Lisbon’s famous Time Out Market is just steps from the Cais do Sodré station. At 9:15 on a Wednesday night it is heaving. Where there are empty spaces at the communal tables, a bag or a coat is on the stool, a makeshift reserved sign. We eye up our food options as we sweep the perimeter – there’s almost too much choice. Do I want seafood and shellfish? Pizza? A steak sandwich? Or a traditional Portuguese dish? Or do I just go straight to the doughnuts, cookies and pasteis de nata? No-one appears to be moving so we begin to consider which foods might be best eaten standing up.
After half a dozen circuits we spot a couple preparing to leave. Are they? Or are they just going to the bar? Or for more food? We’ve been burned by this before. They’re putting on coats. This is a good sign. We hover as close as we politely can, slipping onto the vacant stools they have barely left behind. I dispatch Mr Fletche to food-gathering duties.

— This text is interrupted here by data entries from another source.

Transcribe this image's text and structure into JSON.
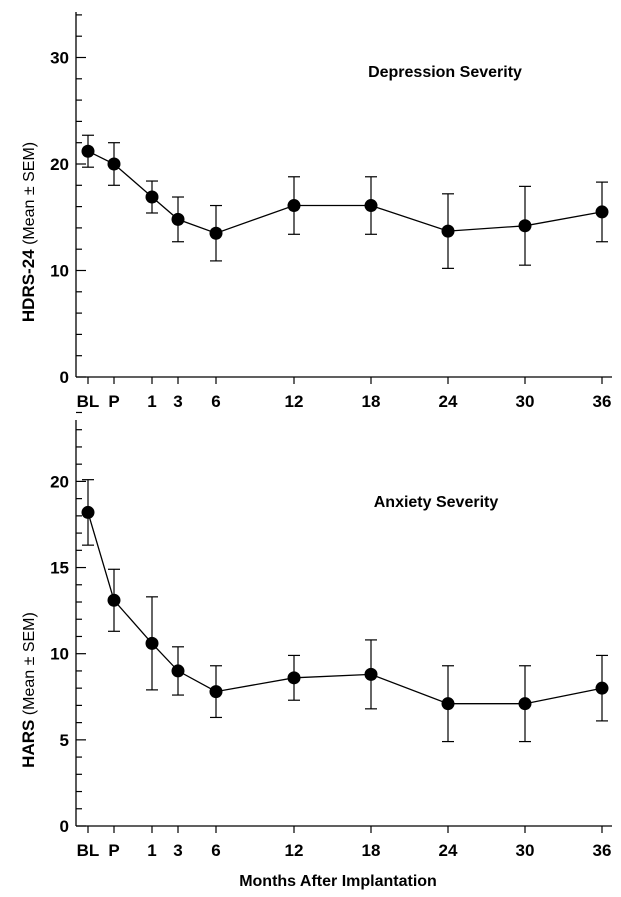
{
  "chart_data": [
    {
      "type": "line",
      "title": "Depression Severity",
      "ylabel_bold": "HDRS-24",
      "ylabel_rest": " (Mean ± SEM)",
      "categories": [
        "BL",
        "P",
        "1",
        "3",
        "6",
        "12",
        "18",
        "24",
        "30",
        "36"
      ],
      "series": [
        {
          "values": [
            21.2,
            20.0,
            16.9,
            14.8,
            13.5,
            16.1,
            16.1,
            13.7,
            14.2,
            15.5
          ],
          "err": [
            1.5,
            2.0,
            1.5,
            2.1,
            2.6,
            2.7,
            2.7,
            3.5,
            3.7,
            2.8
          ]
        }
      ],
      "ylim": [
        0,
        35
      ],
      "yticks_labeled": [
        "0",
        "10",
        "20",
        "30"
      ],
      "grid": false
    },
    {
      "type": "line",
      "title": "Anxiety Severity",
      "ylabel_bold": "HARS",
      "ylabel_rest": " (Mean ± SEM)",
      "xlabel": "Months After Implantation",
      "categories": [
        "BL",
        "P",
        "1",
        "3",
        "6",
        "12",
        "18",
        "24",
        "30",
        "36"
      ],
      "series": [
        {
          "values": [
            18.2,
            13.1,
            10.6,
            9.0,
            7.8,
            8.6,
            8.8,
            7.1,
            7.1,
            8.0
          ],
          "err": [
            1.9,
            1.8,
            2.7,
            1.4,
            1.5,
            1.3,
            2.0,
            2.2,
            2.2,
            1.9
          ]
        }
      ],
      "ylim": [
        0,
        24
      ],
      "yticks_labeled": [
        "0",
        "5",
        "10",
        "15",
        "20"
      ],
      "grid": false
    }
  ]
}
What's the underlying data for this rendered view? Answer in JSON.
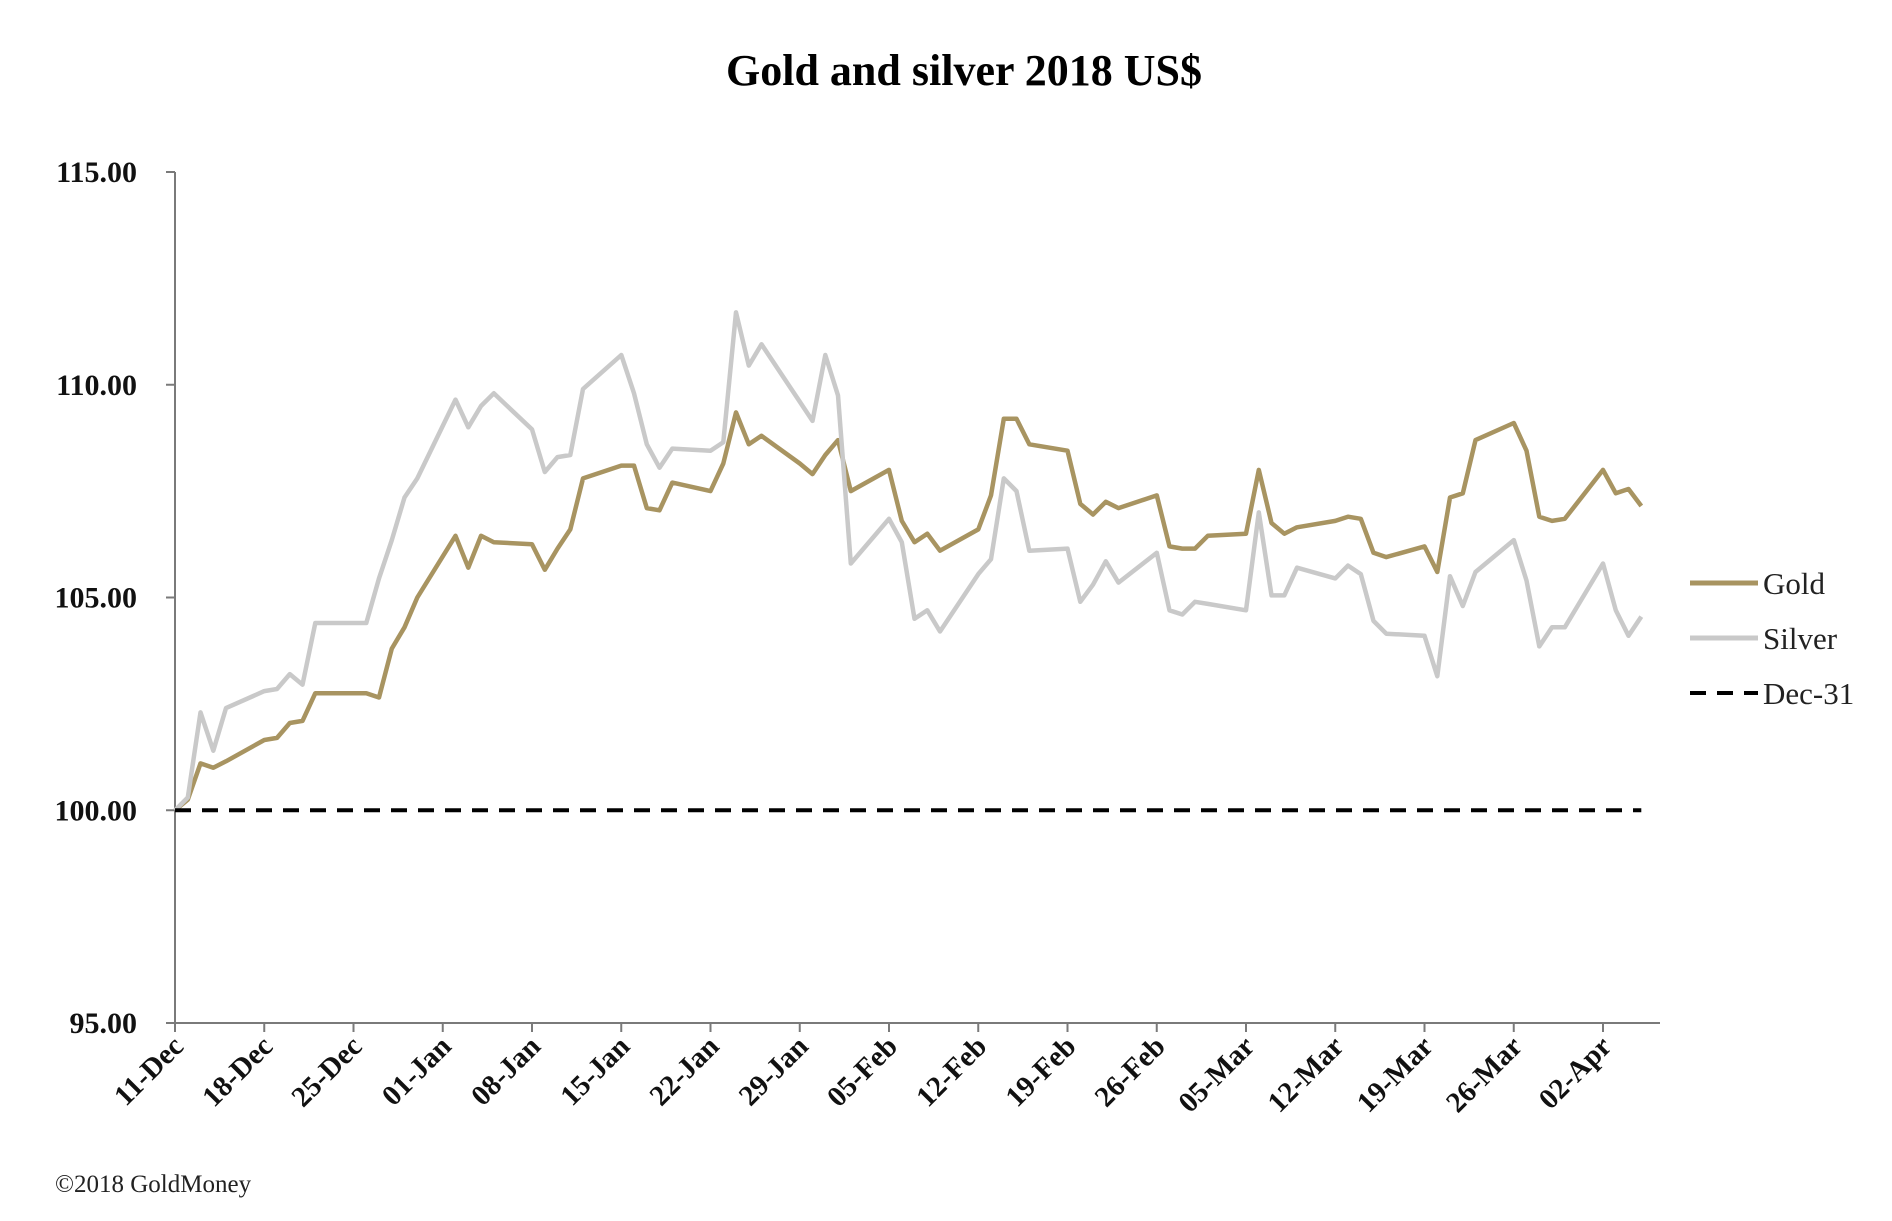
{
  "chart_data": {
    "type": "line",
    "title": "Gold and silver 2018  US$",
    "xlabel": "",
    "ylabel": "",
    "ylim": [
      95,
      115
    ],
    "yticks": [
      "95.00",
      "100.00",
      "105.00",
      "110.00",
      "115.00"
    ],
    "x_range": [
      "2017-12-11",
      "2018-04-05"
    ],
    "xticks": [
      "11-Dec",
      "18-Dec",
      "25-Dec",
      "01-Jan",
      "08-Jan",
      "15-Jan",
      "22-Jan",
      "29-Jan",
      "05-Feb",
      "12-Feb",
      "19-Feb",
      "26-Feb",
      "05-Mar",
      "12-Mar",
      "19-Mar",
      "26-Mar",
      "02-Apr"
    ],
    "grid": false,
    "legend_position": "right",
    "series": [
      {
        "name": "Gold",
        "color": "#A89461",
        "style": "solid",
        "points": [
          [
            "2017-12-11",
            100.0
          ],
          [
            "2017-12-12",
            100.25
          ],
          [
            "2017-12-13",
            101.1
          ],
          [
            "2017-12-14",
            101.0
          ],
          [
            "2017-12-15",
            101.15
          ],
          [
            "2017-12-18",
            101.65
          ],
          [
            "2017-12-19",
            101.7
          ],
          [
            "2017-12-20",
            102.05
          ],
          [
            "2017-12-21",
            102.1
          ],
          [
            "2017-12-22",
            102.75
          ],
          [
            "2017-12-26",
            102.75
          ],
          [
            "2017-12-27",
            102.65
          ],
          [
            "2017-12-28",
            103.8
          ],
          [
            "2017-12-29",
            104.3
          ],
          [
            "2017-12-30",
            105.0
          ],
          [
            "2018-01-02",
            106.45
          ],
          [
            "2018-01-03",
            105.7
          ],
          [
            "2018-01-04",
            106.45
          ],
          [
            "2018-01-05",
            106.3
          ],
          [
            "2018-01-08",
            106.25
          ],
          [
            "2018-01-09",
            105.65
          ],
          [
            "2018-01-10",
            106.15
          ],
          [
            "2018-01-11",
            106.6
          ],
          [
            "2018-01-12",
            107.8
          ],
          [
            "2018-01-15",
            108.1
          ],
          [
            "2018-01-16",
            108.1
          ],
          [
            "2018-01-17",
            107.1
          ],
          [
            "2018-01-18",
            107.05
          ],
          [
            "2018-01-19",
            107.7
          ],
          [
            "2018-01-22",
            107.5
          ],
          [
            "2018-01-23",
            108.15
          ],
          [
            "2018-01-24",
            109.35
          ],
          [
            "2018-01-25",
            108.6
          ],
          [
            "2018-01-26",
            108.8
          ],
          [
            "2018-01-29",
            108.15
          ],
          [
            "2018-01-30",
            107.9
          ],
          [
            "2018-01-31",
            108.35
          ],
          [
            "2018-02-01",
            108.7
          ],
          [
            "2018-02-02",
            107.5
          ],
          [
            "2018-02-05",
            108.0
          ],
          [
            "2018-02-06",
            106.8
          ],
          [
            "2018-02-07",
            106.3
          ],
          [
            "2018-02-08",
            106.5
          ],
          [
            "2018-02-09",
            106.1
          ],
          [
            "2018-02-12",
            106.6
          ],
          [
            "2018-02-13",
            107.4
          ],
          [
            "2018-02-14",
            109.2
          ],
          [
            "2018-02-15",
            109.2
          ],
          [
            "2018-02-16",
            108.6
          ],
          [
            "2018-02-19",
            108.45
          ],
          [
            "2018-02-20",
            107.2
          ],
          [
            "2018-02-21",
            106.95
          ],
          [
            "2018-02-22",
            107.25
          ],
          [
            "2018-02-23",
            107.1
          ],
          [
            "2018-02-26",
            107.4
          ],
          [
            "2018-02-27",
            106.2
          ],
          [
            "2018-02-28",
            106.15
          ],
          [
            "2018-03-01",
            106.15
          ],
          [
            "2018-03-02",
            106.45
          ],
          [
            "2018-03-05",
            106.5
          ],
          [
            "2018-03-06",
            108.0
          ],
          [
            "2018-03-07",
            106.75
          ],
          [
            "2018-03-08",
            106.5
          ],
          [
            "2018-03-09",
            106.65
          ],
          [
            "2018-03-12",
            106.8
          ],
          [
            "2018-03-13",
            106.9
          ],
          [
            "2018-03-14",
            106.85
          ],
          [
            "2018-03-15",
            106.05
          ],
          [
            "2018-03-16",
            105.95
          ],
          [
            "2018-03-19",
            106.2
          ],
          [
            "2018-03-20",
            105.6
          ],
          [
            "2018-03-21",
            107.35
          ],
          [
            "2018-03-22",
            107.45
          ],
          [
            "2018-03-23",
            108.7
          ],
          [
            "2018-03-26",
            109.1
          ],
          [
            "2018-03-27",
            108.45
          ],
          [
            "2018-03-28",
            106.9
          ],
          [
            "2018-03-29",
            106.8
          ],
          [
            "2018-03-30",
            106.85
          ],
          [
            "2018-04-02",
            108.0
          ],
          [
            "2018-04-03",
            107.45
          ],
          [
            "2018-04-04",
            107.55
          ],
          [
            "2018-04-05",
            107.15
          ]
        ]
      },
      {
        "name": "Silver",
        "color": "#C9C9C9",
        "style": "solid",
        "points": [
          [
            "2017-12-11",
            100.0
          ],
          [
            "2017-12-12",
            100.3
          ],
          [
            "2017-12-13",
            102.3
          ],
          [
            "2017-12-14",
            101.4
          ],
          [
            "2017-12-15",
            102.4
          ],
          [
            "2017-12-18",
            102.8
          ],
          [
            "2017-12-19",
            102.85
          ],
          [
            "2017-12-20",
            103.2
          ],
          [
            "2017-12-21",
            102.95
          ],
          [
            "2017-12-22",
            104.4
          ],
          [
            "2017-12-26",
            104.4
          ],
          [
            "2017-12-27",
            105.45
          ],
          [
            "2017-12-28",
            106.35
          ],
          [
            "2017-12-29",
            107.35
          ],
          [
            "2017-12-30",
            107.8
          ],
          [
            "2018-01-02",
            109.65
          ],
          [
            "2018-01-03",
            109.0
          ],
          [
            "2018-01-04",
            109.5
          ],
          [
            "2018-01-05",
            109.8
          ],
          [
            "2018-01-08",
            108.95
          ],
          [
            "2018-01-09",
            107.95
          ],
          [
            "2018-01-10",
            108.3
          ],
          [
            "2018-01-11",
            108.35
          ],
          [
            "2018-01-12",
            109.9
          ],
          [
            "2018-01-15",
            110.7
          ],
          [
            "2018-01-16",
            109.8
          ],
          [
            "2018-01-17",
            108.6
          ],
          [
            "2018-01-18",
            108.05
          ],
          [
            "2018-01-19",
            108.5
          ],
          [
            "2018-01-22",
            108.45
          ],
          [
            "2018-01-23",
            108.65
          ],
          [
            "2018-01-24",
            111.7
          ],
          [
            "2018-01-25",
            110.45
          ],
          [
            "2018-01-26",
            110.95
          ],
          [
            "2018-01-29",
            109.6
          ],
          [
            "2018-01-30",
            109.15
          ],
          [
            "2018-01-31",
            110.7
          ],
          [
            "2018-02-01",
            109.75
          ],
          [
            "2018-02-02",
            105.8
          ],
          [
            "2018-02-05",
            106.85
          ],
          [
            "2018-02-06",
            106.3
          ],
          [
            "2018-02-07",
            104.5
          ],
          [
            "2018-02-08",
            104.7
          ],
          [
            "2018-02-09",
            104.2
          ],
          [
            "2018-02-12",
            105.55
          ],
          [
            "2018-02-13",
            105.9
          ],
          [
            "2018-02-14",
            107.8
          ],
          [
            "2018-02-15",
            107.5
          ],
          [
            "2018-02-16",
            106.1
          ],
          [
            "2018-02-19",
            106.15
          ],
          [
            "2018-02-20",
            104.9
          ],
          [
            "2018-02-21",
            105.3
          ],
          [
            "2018-02-22",
            105.85
          ],
          [
            "2018-02-23",
            105.35
          ],
          [
            "2018-02-26",
            106.05
          ],
          [
            "2018-02-27",
            104.7
          ],
          [
            "2018-02-28",
            104.6
          ],
          [
            "2018-03-01",
            104.9
          ],
          [
            "2018-03-02",
            104.85
          ],
          [
            "2018-03-05",
            104.7
          ],
          [
            "2018-03-06",
            107.0
          ],
          [
            "2018-03-07",
            105.05
          ],
          [
            "2018-03-08",
            105.05
          ],
          [
            "2018-03-09",
            105.7
          ],
          [
            "2018-03-12",
            105.45
          ],
          [
            "2018-03-13",
            105.75
          ],
          [
            "2018-03-14",
            105.55
          ],
          [
            "2018-03-15",
            104.45
          ],
          [
            "2018-03-16",
            104.15
          ],
          [
            "2018-03-19",
            104.1
          ],
          [
            "2018-03-20",
            103.15
          ],
          [
            "2018-03-21",
            105.5
          ],
          [
            "2018-03-22",
            104.8
          ],
          [
            "2018-03-23",
            105.6
          ],
          [
            "2018-03-26",
            106.35
          ],
          [
            "2018-03-27",
            105.4
          ],
          [
            "2018-03-28",
            103.85
          ],
          [
            "2018-03-29",
            104.3
          ],
          [
            "2018-03-30",
            104.3
          ],
          [
            "2018-04-02",
            105.8
          ],
          [
            "2018-04-03",
            104.7
          ],
          [
            "2018-04-04",
            104.1
          ],
          [
            "2018-04-05",
            104.55
          ]
        ]
      },
      {
        "name": "Dec-31",
        "color": "#000000",
        "style": "dashed",
        "points": [
          [
            "2017-12-11",
            100.0
          ],
          [
            "2018-04-05",
            100.0
          ]
        ]
      }
    ]
  },
  "footer": {
    "copyright": "©2018 GoldMoney"
  }
}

We continue the small plate theme of the day, with codfish croquettes and sardines from the Michelin-starred Vincent Farges.
We don’t linger too long once our dishes are cleared. People are already circling, eyeing up our empty plates and glasses, ready to jump into our spot as soon as we look like moving. I sympathise. We gather up coats and umbrellas and head back out into the Lisbon night. I’m ready to end the evening with a song.


It’s thankfully dry so we decide to walk rather than jump back on the metro. Naturally, this means we start off in completely the wrong direction, and then we end up walking up an extremely steep hill. Its only when we walk past the Bica funicular, sleeping for the night, that I realise why its so steep. We haven’t found the famous Lisbon hills too bad so far but this one’s a thigh workout and lung-buster. No wonder they stuck a convenient funicular here.
We weave round the streets of Bairro Alto for a while. I have a destination in mind. Mr Fletche doggedly goes along with it, trusting that there will be a drink and a sit-down at the end. We turn onto the lively Rua Diário de Notícias, with international flags fluttering overhead. Mr Fletche looks longingly at the bars opposite, seating people immediately with a promise of fado for the price of a drink, as we join the not insignificant queue outside Tasco do Chico. This is the place to be for fado on a Wednesday night. Everyone seems to agree.
With fado sets every 30 minutes, the queue moves quickly. They arrange newcomers in an efficient fashion – first you’re sent to the tiny bar at the back of the room, and then staff direct you to the next available seats. Time Out Market should consider a similar system. We are seated at a table with a Brazilian woman visiting solo, and a Portuguese man who shyly admits he’s an amateur fadista. He’s soon sharing YouTube videos with us of his performances. The room goes dark and silence falls. It turns out the doorman/queue-wrangler is also our singer for the evening. What follows is an emotionally charged performance, filled with the sorrow and longing which typifies fado music. We nurse an excellent house red wine before heading back out into the night.
Baixa to Chiado (and vice-versa) tip: Use the Baixa-Chado Metro Station and its escalators as a short-cut to travel between the two neighbourhoods – especially handy when its raining. Beats standing in line for the Santa Justa Lift.
It’s been an exhausting day. We’ve dragged water-logged clothes around with us, and we have both used our full supply of dry socks on Day One. We’ve walked 25.5k steps, a total of 10.5 miles and climbed 52 floors. Tomorrow’s weather is not looking promising. We will head to Alfama early doors, and see what happens from there.